Bilan de la conférence de Philippe Hurteau

2 Déc

Les bons coups des syndicats sont rarement soulignés par les chroniqueurs professionnels et les polémistes des médias commerciaux au Québec. Bien au contraire, on leur attribue trop souvent tous les maux possibles de la société et on les présente comme une menace au bien-être économique.

Ainsi, dans le cadre de la semaine de la relève syndicale, Philippe Hurteau, chercheur à l’IRIS, est venu présenter une conférence au Carrefour de l’information de l’Université de Sherbrooke afin de décortiquer les principaux mythes sur les syndicats au Québec. Il a offert a à la population universitaire un coup d’œil plus frais sur une thématique occultée dans le discours public, soit la légitimité et la nécessité de l’action syndicale dans la société québécoise. En somme : Est-ce que les syndicats nuisent à l’économie québécoise ?

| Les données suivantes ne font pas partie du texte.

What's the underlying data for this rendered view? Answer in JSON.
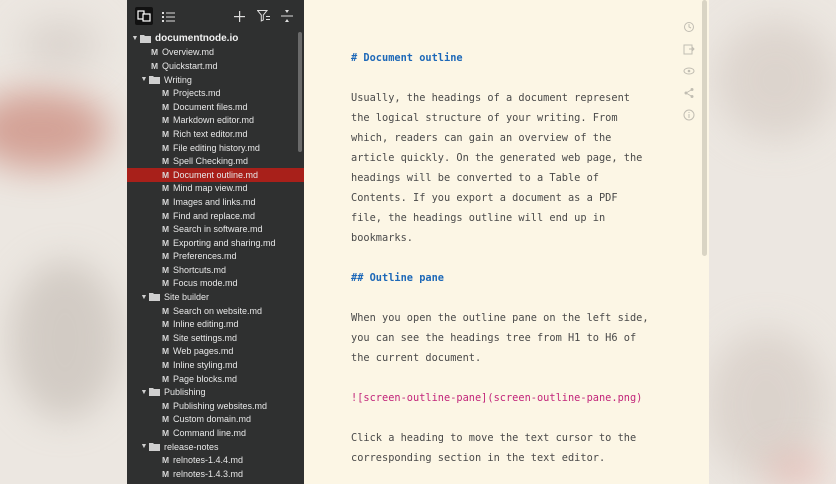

En effet le Québec a un taux de syndicalisation unique en Amérique du nord qui se chiffre à approximativement 40% pendant que le reste du Canada atteint une moyenne de 28%. À ce niveau, le Québec se présente comme un hybride entre le modèle scandinave (70%) et le modèle nord-américain. Toutefois, au fil des informations fournies par le chercheur (disponible sur leur site internet iris.org), on constate que le Québec ne s’est pas moins débrouillé économiquement lorsqu’on le compare aux autres provinces dans les catégories de l’investissement privé et de la productivité.

Le syndicalisme a un effet sur l’économie en matière de redistribution de la richesse. Les pays favorisant la syndicalisation se démarquent de ceux où le taux de syndicalisation est plus faIible en ce qu’ils s’attardent au degré d’inégalité entre les citoyens et citoyennes et se préoccupent des lois qui favorisent le partage des profits dans une entreprise par l’entremise de la fiscalité. Quand seuls les favorisés de la société ont leur mot à dire, c’est principalement leurs points de vue qui sont valorisés. Ainsi, dans des sociétés où la richesse est mal répartie, ont peut être porté à croire que le pouvoir l’est également.